When Marc confronts his former neighbor, Shay, and her mother, it’s terrifying. He immediately goes about inserting himself into every area of their lives. They cannot escape him. He shows up at the park, he parks outside their house, and then he turns up at Shay’s work and starts a scene. She screams for help, and her boss, coming out to see what is happening, recognizes Maron as a celebrity and befriends him right in front of his terrified employee. Later when Marc continues to show up at work, she is fired for being impolite to him. 

This is where the problem really starts: because this shit is way, way too real, and Maron thinks it’s heightened. He thinks it’s funny. We’re meant to think it’s funny. But to women, it isn’t funny — I was watching a real life nightmare play out on screen. Shay’s boss takes Marc’s side, as do two old white men, military vets who reminisce fondly about the old days when authors were men because they shot their wives, and who convince Marc to be persistent and aggressive when he is about to throw in the towel and leave town — they tell him that this is “his child,” that no matter what the law or the child’s actual family says, Marc’s balls know the truth. 
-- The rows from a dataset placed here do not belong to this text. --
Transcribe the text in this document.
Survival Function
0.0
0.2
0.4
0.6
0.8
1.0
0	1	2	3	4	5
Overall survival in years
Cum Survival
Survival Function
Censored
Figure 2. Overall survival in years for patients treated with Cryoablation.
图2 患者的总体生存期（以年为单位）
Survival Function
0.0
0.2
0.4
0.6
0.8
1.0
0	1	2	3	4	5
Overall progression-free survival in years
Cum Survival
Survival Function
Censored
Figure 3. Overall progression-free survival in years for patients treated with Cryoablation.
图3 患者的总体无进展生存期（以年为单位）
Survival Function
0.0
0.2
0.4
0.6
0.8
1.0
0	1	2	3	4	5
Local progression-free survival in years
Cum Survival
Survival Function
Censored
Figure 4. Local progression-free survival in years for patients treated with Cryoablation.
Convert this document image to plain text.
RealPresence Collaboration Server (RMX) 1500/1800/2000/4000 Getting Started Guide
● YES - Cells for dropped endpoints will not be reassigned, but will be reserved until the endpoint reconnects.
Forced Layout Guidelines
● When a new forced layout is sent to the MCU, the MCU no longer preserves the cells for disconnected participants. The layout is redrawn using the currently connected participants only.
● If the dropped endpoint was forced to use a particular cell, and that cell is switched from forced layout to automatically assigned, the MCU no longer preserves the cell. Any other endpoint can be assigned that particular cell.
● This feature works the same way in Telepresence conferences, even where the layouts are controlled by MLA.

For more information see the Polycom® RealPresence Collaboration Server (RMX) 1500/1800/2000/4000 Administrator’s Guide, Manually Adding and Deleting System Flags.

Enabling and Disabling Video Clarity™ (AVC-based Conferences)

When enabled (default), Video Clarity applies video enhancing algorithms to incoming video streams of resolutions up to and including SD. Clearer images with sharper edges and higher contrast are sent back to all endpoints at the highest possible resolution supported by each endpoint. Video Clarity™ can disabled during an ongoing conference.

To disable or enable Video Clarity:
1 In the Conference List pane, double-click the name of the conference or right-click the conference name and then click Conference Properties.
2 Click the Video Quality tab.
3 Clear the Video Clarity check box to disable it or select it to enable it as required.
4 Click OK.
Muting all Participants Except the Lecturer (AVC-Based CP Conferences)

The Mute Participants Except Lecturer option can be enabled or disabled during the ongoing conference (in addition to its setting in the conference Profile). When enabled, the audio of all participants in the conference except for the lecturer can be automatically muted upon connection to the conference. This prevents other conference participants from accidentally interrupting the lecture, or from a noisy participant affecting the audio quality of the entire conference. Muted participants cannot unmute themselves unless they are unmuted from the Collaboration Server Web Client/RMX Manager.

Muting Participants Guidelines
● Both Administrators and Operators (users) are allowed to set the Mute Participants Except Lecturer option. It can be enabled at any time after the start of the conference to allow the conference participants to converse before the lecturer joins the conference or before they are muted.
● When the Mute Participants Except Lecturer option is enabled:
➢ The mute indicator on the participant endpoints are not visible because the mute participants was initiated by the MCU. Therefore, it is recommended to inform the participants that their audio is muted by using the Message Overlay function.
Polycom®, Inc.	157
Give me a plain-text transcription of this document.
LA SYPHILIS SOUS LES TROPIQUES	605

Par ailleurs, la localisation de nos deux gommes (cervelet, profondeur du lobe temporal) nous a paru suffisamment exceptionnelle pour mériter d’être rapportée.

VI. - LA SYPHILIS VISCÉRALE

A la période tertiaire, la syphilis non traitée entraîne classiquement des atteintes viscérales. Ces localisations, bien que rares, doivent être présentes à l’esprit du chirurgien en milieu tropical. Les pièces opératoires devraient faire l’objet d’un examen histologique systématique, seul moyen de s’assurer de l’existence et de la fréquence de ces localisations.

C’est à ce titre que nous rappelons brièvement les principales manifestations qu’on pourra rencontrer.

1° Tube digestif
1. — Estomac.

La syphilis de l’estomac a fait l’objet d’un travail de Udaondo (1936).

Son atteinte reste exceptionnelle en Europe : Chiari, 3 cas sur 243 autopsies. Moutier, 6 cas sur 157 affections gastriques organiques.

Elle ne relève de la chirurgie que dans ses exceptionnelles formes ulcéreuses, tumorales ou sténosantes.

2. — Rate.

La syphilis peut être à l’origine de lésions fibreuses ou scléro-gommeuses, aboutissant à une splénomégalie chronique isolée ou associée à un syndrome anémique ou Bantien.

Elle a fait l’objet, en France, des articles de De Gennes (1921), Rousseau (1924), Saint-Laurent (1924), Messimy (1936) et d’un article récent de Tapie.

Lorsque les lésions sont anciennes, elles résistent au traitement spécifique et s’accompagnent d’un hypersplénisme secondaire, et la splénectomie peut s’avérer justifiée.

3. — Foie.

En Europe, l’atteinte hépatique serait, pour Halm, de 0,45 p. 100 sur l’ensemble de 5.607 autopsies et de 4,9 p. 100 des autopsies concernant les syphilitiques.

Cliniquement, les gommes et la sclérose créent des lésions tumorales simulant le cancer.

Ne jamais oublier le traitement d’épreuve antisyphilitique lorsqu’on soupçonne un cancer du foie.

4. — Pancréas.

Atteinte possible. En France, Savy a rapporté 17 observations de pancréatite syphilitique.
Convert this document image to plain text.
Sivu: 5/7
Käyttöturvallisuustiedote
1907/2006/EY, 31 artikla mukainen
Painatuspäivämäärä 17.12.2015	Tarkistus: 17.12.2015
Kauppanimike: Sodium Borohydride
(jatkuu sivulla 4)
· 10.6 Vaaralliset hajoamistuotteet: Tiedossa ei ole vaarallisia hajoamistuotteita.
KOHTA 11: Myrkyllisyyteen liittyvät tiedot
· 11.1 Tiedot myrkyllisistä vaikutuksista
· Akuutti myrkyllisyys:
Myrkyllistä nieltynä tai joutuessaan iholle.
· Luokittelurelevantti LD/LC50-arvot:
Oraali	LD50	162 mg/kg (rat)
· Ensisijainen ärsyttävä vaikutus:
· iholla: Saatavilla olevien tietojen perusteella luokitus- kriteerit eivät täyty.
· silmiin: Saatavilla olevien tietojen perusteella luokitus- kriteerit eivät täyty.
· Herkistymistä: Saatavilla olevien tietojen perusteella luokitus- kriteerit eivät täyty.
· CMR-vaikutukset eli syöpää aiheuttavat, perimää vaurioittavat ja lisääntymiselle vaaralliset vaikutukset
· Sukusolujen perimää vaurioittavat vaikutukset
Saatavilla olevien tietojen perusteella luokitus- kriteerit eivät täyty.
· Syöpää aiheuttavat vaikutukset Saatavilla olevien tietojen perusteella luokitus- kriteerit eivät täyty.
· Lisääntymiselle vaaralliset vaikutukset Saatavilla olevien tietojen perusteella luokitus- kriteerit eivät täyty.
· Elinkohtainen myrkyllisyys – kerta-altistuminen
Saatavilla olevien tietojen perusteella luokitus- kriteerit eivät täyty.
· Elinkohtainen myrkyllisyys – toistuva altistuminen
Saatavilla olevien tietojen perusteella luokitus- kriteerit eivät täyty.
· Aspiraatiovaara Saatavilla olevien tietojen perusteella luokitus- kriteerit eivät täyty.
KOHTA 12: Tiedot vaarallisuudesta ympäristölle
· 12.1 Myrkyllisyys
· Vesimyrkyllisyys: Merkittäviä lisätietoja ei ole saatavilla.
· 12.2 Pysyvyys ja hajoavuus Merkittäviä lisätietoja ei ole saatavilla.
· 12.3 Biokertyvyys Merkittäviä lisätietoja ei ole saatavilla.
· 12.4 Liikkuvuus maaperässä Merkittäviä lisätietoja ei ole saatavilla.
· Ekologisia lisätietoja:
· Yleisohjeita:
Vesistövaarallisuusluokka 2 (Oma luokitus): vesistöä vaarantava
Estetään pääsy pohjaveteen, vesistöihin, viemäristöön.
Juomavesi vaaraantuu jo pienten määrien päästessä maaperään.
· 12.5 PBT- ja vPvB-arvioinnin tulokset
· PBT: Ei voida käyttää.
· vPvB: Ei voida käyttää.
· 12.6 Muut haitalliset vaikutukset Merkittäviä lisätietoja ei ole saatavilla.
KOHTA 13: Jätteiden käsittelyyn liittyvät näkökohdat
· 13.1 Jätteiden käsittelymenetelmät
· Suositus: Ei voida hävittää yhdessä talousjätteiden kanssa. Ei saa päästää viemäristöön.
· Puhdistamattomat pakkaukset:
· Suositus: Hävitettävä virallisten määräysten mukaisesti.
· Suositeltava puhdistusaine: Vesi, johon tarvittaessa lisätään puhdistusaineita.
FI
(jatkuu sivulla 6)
And so Marc stays, Marc persists, Marc threatens and stalks, Marc gets Shay fired, and eventually she relents. She agrees to include him in her life. In the closing shot, she smiles at him, gooey-eyed, as he holds her child. I think Maron actually thinks this is touching. 

It gave me nightmares. 

Swimming Clock

Edith knows when swimming is, and she gets so excited that she starts to be a pain in the ass about an hour before it’s really time to leave. She doesn’t have a concept of “start time” yet; I suppose she thinks that swimming is whenever we go to swimming, so when I’m sitting around when it’s getting close to swimming time, I’m just being a perverse jerk who needs to be actively motivated.

Eventually, I just give in, and while I get dressed and get her dressed as slowly as possible and drive as slowly as possible, we still regularly get there thirty minutes early, and earlier every week. The teachers always look at us strangely when we come in so early, but I don’t know how to explain that once it gets Sunday afternoonish, Edith is handing me my swimming trunks and shoving and shouting me to the door.

Soon, we’ll start getting there the night before.

Couch

Today Edith was running couch laps while I read at one end (a few words in between her reaching me on each lap and throwing herself over the book dramatically) and I suddenly noticed things had been quiet for two seconds rather than one.

I glanced over at Edith and did an actual double-take. She’d finally gotten up the nerve to try to get to the window sill next to the other end of the couch (long an ambition) and now she was suspended above the floor, fingers clutching the sill, toes just retaining purchase on the sofa arm.

She hadn’t even hollered; she just had this face like “ok, this didn’t turn out the way I expected.”

Amoxicillin Update

Well, Edith decided that she wasn’t going to drink her milk anymore now that it had begun tasting gross, so we revisited the idea of me force-feeding her. After some trial-and-error, I hit upon the solution, which works well enough: wrap her in a towel, put her flat on her back and straddle her, with one hand hold her cheeks and push them so that she’s making a fish face with her lips, put the syringe in until it’s at the back of her throat and then slowly empty it while blowing steadily in her face.

With this method, I usually get a bit more than 3/4 of a dose down her, but we’ve lost about four full doses in the war, so I’ll have to get a refill from the pediatrician.